Procès Charlie Hebdo: atteint par deux balles, le survivant Simon Fieschi raconte les séquelles “à vie” – BFMTV

Le 7 janvier 2015, une balle de kalachnikov touchait la colonne vertébrale de Simon Fieschi webmaster de Charlie Hebdo. Depuis, il vit avec de lourdes conséquences physiques et psychiques.

“Je ne peux plus faire de doigt d’honneur, mais parfois ça me démange.” Au sixième jour du procès des attentats de janvier 2015, Simon Fieschi, le webmaster de Charlie Hebdo gravement blessé par les frères Kouachi, a présenté à la cour d’assises spéciale les lourdes conséquences physiques et psychiques d’une arme de guerre. Motricité, douleur neuropathique, phénomène de dissociation… Appuyé d’une béquille, le survivant des attentats a listé les séquelles d’une kalachnikov aux onze individus présents dans le box, dont la plupart sont accusés d’avoir armé les terroristes.

Un champ de vision à la diagonale

A la différence de ses “camarades”, Simon Fieschi, entré dans le journal en 2012, ne peut pas donner tous les détails de cette matinée du 7 janvier 2015, lors de laquelle deux terroristes ont fait irruption dans la rédaction. Il est le premier touché par les balles des frères Kouachi:

“Je me souviens de la porte qui s’ouvre violemment, d’une déflagration. Je me souviens de voir mon champ de vision se mettre à la diagonale. Je me souviens d’entendre ‘Allahou Akbar’, ‘on ne tue pas les femmes’ et je vois passer les deux hommes cagoulés”, se remémore-t-il, d’une voix douce.

Simon Fieschi ferme les yeux, ce qu’il lui a “peut-être sauvé la vie”. Il les entrouvre à l’arrivée des secours pour tenter de savoir ce qu’il s’est passé, si les autres vont bien. “C’est impossible d’estimer le temps qui passe dans ces moments.’ A terre, la seule vision est celle d’une “traînée de sang” dont il ne comprend “pas encore vraiment le sens.”

Arrivé à l’hôpital, le trentenaire est immédiatement placé en coma artificiel. Il ne se réveillera qu’une semaine plus tard. Après l’attentat de l’Hyper Cacher, l’assaut à Dammartin-en-Goële et la marche républicaine du 11 janvier.

Les douleurs “ne disparaissent jamais”

S’en suivent plus de huit mois d’hospitalisation complète, plusieurs années en hôpital de jour et encore de nombreuses heures de rééducation. Deux balles ont touché Simon Fieschi ce jour-là. La première est entrée par le cou et sortie par l’omoplate gauche. Dans sa course, elle a touché la colonne vertébrale. “Je suis venu vous raconter l’effet d’une balle de kalachnikov”, poursuit-il à la barre.

“Je suis tiraillé au moment de témoigner. Je n’ai aucune envie d’offrir ma douleur, en même temps je n’ai aucune envie de cacher les conséquences de leurs actes. Je vais essayer de naviguer entre les deux.”

Le webmaster du journal satirique expose ensuite à la cour les maux avec lesquels il doit vivre aujourd’hui. “Ma taille a diminué de sept centimètres”, “j’ai perdu en motricité des mains”. Mais aussi des douleurs sensorielles: “les nerfs continuent d’envoyer un signal douloureux même quand la balle a disparu.
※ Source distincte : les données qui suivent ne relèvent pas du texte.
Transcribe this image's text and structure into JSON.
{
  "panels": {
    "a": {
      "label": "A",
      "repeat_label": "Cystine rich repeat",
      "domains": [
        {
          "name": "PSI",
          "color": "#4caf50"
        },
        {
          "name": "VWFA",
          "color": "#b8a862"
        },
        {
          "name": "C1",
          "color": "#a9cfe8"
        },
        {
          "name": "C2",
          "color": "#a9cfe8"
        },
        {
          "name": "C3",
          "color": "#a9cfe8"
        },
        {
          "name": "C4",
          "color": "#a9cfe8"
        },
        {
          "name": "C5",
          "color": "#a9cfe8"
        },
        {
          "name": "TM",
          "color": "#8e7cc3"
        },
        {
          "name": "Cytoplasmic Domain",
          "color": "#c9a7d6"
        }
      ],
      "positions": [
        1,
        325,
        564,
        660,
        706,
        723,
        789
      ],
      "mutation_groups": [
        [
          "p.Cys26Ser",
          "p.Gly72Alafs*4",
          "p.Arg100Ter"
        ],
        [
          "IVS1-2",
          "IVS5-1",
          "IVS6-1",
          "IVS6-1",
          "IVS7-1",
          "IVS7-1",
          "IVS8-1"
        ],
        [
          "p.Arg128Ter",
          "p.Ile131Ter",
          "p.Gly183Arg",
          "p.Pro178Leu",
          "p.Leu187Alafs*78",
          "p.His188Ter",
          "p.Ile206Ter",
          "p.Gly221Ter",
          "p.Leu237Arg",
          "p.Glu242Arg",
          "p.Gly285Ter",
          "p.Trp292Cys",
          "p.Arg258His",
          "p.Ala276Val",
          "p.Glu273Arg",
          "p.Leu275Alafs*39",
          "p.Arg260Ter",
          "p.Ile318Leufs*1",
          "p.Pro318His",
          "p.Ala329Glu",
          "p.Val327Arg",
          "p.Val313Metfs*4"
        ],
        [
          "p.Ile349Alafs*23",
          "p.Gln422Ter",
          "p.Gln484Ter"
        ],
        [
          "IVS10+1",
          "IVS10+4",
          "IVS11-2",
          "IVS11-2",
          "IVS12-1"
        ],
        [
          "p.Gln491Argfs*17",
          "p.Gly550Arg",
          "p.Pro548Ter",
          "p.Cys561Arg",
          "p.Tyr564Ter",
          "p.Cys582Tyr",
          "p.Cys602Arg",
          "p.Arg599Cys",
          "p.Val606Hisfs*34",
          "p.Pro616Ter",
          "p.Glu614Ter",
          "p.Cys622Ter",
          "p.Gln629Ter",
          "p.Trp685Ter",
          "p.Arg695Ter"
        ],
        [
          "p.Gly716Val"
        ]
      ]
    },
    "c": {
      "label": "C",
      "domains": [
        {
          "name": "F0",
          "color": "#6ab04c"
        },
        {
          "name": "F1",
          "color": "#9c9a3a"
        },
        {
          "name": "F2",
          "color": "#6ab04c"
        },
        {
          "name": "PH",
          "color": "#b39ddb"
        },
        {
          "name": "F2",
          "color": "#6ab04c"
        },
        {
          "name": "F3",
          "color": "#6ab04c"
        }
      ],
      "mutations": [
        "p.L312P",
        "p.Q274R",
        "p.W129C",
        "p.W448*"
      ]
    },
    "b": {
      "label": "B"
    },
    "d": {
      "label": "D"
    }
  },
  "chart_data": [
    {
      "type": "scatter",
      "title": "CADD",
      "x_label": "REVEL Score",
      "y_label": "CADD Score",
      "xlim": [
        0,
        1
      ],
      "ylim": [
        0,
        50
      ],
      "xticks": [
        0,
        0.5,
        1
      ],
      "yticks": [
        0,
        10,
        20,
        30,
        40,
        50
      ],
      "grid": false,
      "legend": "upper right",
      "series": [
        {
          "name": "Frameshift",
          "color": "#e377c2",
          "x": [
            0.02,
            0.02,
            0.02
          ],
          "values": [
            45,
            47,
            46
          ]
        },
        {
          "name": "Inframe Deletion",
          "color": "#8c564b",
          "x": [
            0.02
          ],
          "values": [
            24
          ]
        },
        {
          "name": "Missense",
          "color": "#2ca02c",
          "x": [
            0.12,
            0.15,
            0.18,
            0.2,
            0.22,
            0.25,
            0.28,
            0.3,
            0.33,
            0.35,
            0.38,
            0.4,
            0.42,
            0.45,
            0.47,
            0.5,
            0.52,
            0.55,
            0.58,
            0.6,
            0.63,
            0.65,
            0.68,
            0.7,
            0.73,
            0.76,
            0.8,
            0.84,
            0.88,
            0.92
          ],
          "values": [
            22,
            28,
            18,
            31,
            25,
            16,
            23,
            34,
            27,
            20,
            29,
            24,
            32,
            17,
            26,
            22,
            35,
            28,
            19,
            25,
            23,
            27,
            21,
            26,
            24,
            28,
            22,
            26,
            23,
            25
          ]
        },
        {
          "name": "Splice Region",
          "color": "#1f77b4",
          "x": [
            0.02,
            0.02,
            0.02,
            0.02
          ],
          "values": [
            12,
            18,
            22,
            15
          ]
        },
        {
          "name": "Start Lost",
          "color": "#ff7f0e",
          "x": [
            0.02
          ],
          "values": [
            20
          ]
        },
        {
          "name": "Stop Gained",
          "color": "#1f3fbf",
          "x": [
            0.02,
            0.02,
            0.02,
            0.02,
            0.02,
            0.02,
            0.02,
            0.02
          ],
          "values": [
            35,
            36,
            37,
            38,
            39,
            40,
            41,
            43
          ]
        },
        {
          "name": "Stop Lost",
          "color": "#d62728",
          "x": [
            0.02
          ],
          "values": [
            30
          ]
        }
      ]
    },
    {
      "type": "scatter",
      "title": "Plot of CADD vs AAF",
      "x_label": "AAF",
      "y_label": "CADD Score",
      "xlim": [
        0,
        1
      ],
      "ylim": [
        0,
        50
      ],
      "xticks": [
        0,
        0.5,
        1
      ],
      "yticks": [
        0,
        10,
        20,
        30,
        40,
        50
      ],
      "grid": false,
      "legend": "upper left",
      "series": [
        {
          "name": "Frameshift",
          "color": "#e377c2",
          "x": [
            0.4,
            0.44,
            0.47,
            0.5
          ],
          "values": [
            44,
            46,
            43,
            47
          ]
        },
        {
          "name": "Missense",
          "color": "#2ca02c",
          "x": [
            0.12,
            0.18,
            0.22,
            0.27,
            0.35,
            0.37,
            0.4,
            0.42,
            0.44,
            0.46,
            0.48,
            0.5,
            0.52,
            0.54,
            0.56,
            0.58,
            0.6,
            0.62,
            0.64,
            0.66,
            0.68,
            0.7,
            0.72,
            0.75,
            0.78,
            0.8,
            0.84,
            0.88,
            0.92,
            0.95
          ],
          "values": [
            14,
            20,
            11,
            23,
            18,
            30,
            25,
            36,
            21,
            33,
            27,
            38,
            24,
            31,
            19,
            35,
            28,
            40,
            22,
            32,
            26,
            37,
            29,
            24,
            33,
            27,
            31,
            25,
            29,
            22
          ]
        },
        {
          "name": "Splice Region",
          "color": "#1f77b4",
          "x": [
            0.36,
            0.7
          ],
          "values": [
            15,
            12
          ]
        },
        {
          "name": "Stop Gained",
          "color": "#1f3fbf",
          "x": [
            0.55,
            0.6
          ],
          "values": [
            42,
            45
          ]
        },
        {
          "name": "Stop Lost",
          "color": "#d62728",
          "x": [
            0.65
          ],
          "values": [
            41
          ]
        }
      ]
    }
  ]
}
On vit avec des douleurs qui ne disparaissent jamais.” Et enfin psychiques, par le biais du phénomène de dissociation: “tous les souvenirs sont là mais avec une forme de voile.”

Un survivant plus qu’un rescapé

Cinq ans et demi après les attentats, Simon Fieschi préfère voir le verre à moitié vide qu’à moitié plein. “Certains jours ça marche, d’autre ça ne marche pas.” Tout en reconnaissant son statut de victime, il ne se reconnaît pas dans celui de rescapé:

“J’entends que nous sommes des rescapés, c’est un mot qui me fait drôle. Comme si on avait échappé à ce qu’il s’est passé. Je n’ai pas ce sentiment personnellement. Aucun d’entre nous n’a échappé à ce qu’il s’est passé. Je me considère plus volontiers comme un survivant.”

Une fois le procès terminé, tient-il à souligner, lui et ses “camarades” continueront de vivre avec les conséquences de ce 7 janvier. “Cette balle ne m’a pas raté, mais elle ne m’a pas eu.” Interrogé en début d’audition par le président sur la possibilité de témoigner assis, Simon Fieschi lui avait répondu: “Je tiens à témoigner debout, merci”.